With stock prices and home prices at nose-bleed levels, will the Fed have the fortitude to halt the reinvestment of the securities it holds and actually reduce the balance sheet anywhere close to pre-crisis levels? I sincerely doubt it, because I don’t think the fine people on the FOMC have a clue as to how they are going to exit this latest bubble gracefully, and that’s assuming they really care what happens to the broader economy (which I doubt). Like it or not, U.S. home prices and stock prices are hopelessly dependent on the Fed.

Attending a recent home buying seminar here in the DFW area reminded me that many loan officers and real estate practitioners are gloriously ignorant of this simple fact. That is a cause for concern, because home prices generally don’t run along a flat line. While some supposed “experts” (see dismal science of economics) will suggest that incomes will catch up to inflated home prices, the reality suggests otherwise.  Real estate prices are cyclical, and it’s pretty obvious that Dallas Texas has been the recipient of some pretty impressive home price inflation during the last five years. A recent analysis by Point2Homes shows how unaffordable Dallas homes have become.

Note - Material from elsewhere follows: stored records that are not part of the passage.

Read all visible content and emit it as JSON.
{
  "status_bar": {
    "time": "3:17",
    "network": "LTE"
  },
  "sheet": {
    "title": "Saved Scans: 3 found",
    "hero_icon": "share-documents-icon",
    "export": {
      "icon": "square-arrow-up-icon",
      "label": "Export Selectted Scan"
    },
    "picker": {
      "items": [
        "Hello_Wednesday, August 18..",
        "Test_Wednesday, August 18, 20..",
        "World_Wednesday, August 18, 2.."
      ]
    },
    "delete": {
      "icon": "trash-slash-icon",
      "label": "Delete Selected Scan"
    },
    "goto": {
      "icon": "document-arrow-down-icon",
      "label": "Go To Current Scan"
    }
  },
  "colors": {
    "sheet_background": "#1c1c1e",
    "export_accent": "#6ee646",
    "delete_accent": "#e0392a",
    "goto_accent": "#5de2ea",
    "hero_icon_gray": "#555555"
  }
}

Dallas TX ranks at number 17 on the list of the most unaffordable housing markets in North America, ahead of Denver and just better than the Bronx NY. Dallas’ “median multiple” ratio of 6.6 reflects how many years it would take a person with the median income to pay off the local median home price assuming you applied ALL of your paycheck towards paying the mortgage. Anything with a median multiple of 5.1 or higher is considered in the “severely unaffordable” category. Not surprisingly, there are a lot of North American housing markets like Vancouver, Manhattan, San Francisco and Toronto that are extremely unaffordable using this metric.

Does this mean that DFW home prices are going to fall off a cliff? Absolutely not. It does, however, mean that there are likely some consequences ahead for DFW’s rampant home price appreciation. Looking at inventory levels and the absolute volume of homes for sale on the market, I would not be surprised to see noticeable top-down compression in Dallas area home prices, similar to what I witnessed in Houston when the oil market fizzled.

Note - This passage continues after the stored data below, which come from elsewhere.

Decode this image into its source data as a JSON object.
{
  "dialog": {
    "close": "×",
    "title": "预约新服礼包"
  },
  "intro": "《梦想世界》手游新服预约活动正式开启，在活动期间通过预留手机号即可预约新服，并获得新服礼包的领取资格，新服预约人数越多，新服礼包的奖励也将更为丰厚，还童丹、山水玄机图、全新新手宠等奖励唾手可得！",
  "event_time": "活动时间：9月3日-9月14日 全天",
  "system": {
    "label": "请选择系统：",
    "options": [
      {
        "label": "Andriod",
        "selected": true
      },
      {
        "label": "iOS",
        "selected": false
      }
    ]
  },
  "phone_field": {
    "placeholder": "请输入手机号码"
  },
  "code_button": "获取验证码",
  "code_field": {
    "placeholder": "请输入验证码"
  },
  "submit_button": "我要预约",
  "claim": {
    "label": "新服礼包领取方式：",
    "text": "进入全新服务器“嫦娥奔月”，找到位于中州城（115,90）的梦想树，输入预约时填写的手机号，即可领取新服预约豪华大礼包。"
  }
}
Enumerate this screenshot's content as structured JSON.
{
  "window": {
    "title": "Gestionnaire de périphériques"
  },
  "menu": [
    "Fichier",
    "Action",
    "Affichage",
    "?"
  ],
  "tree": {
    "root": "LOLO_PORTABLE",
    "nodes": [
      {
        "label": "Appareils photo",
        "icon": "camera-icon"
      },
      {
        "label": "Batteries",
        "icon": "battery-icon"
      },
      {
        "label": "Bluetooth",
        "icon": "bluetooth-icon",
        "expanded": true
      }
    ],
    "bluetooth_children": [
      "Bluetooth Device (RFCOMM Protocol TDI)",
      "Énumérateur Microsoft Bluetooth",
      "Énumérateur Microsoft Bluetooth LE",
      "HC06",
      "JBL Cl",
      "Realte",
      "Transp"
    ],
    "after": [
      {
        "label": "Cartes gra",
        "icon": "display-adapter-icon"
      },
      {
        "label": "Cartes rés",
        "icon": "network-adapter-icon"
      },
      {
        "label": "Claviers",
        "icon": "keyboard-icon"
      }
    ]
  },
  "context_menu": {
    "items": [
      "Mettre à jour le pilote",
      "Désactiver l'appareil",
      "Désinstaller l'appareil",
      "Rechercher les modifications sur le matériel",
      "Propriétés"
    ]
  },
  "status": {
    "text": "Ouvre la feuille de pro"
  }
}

Markets like Denton Texas and more affordable DFW surburbs should fare better than higher priced markets. Using the $68,189 median family income in Denton and the median closed sale price of a Denton TX home in September of $239,500 you would get an affordability score of 3.51. That is much better than the score noted for Dallas or Fort Worth.

This will likely be a new emerging trend in DFW real estate. Dallas fell from the top spot, dropping to number 5 on the list of best U.S. real estate markets according to a 2018 report from the Urban Land Institute and PWC. There is no denying that we are definitely “navigating at altitude” when it comes to Dallas area home prices. As I have detailed in the attached charts, this is a direct result of the Fed’s massive interventions in the markets and their yet-to-be-normalized $4.46 trillion balance sheet.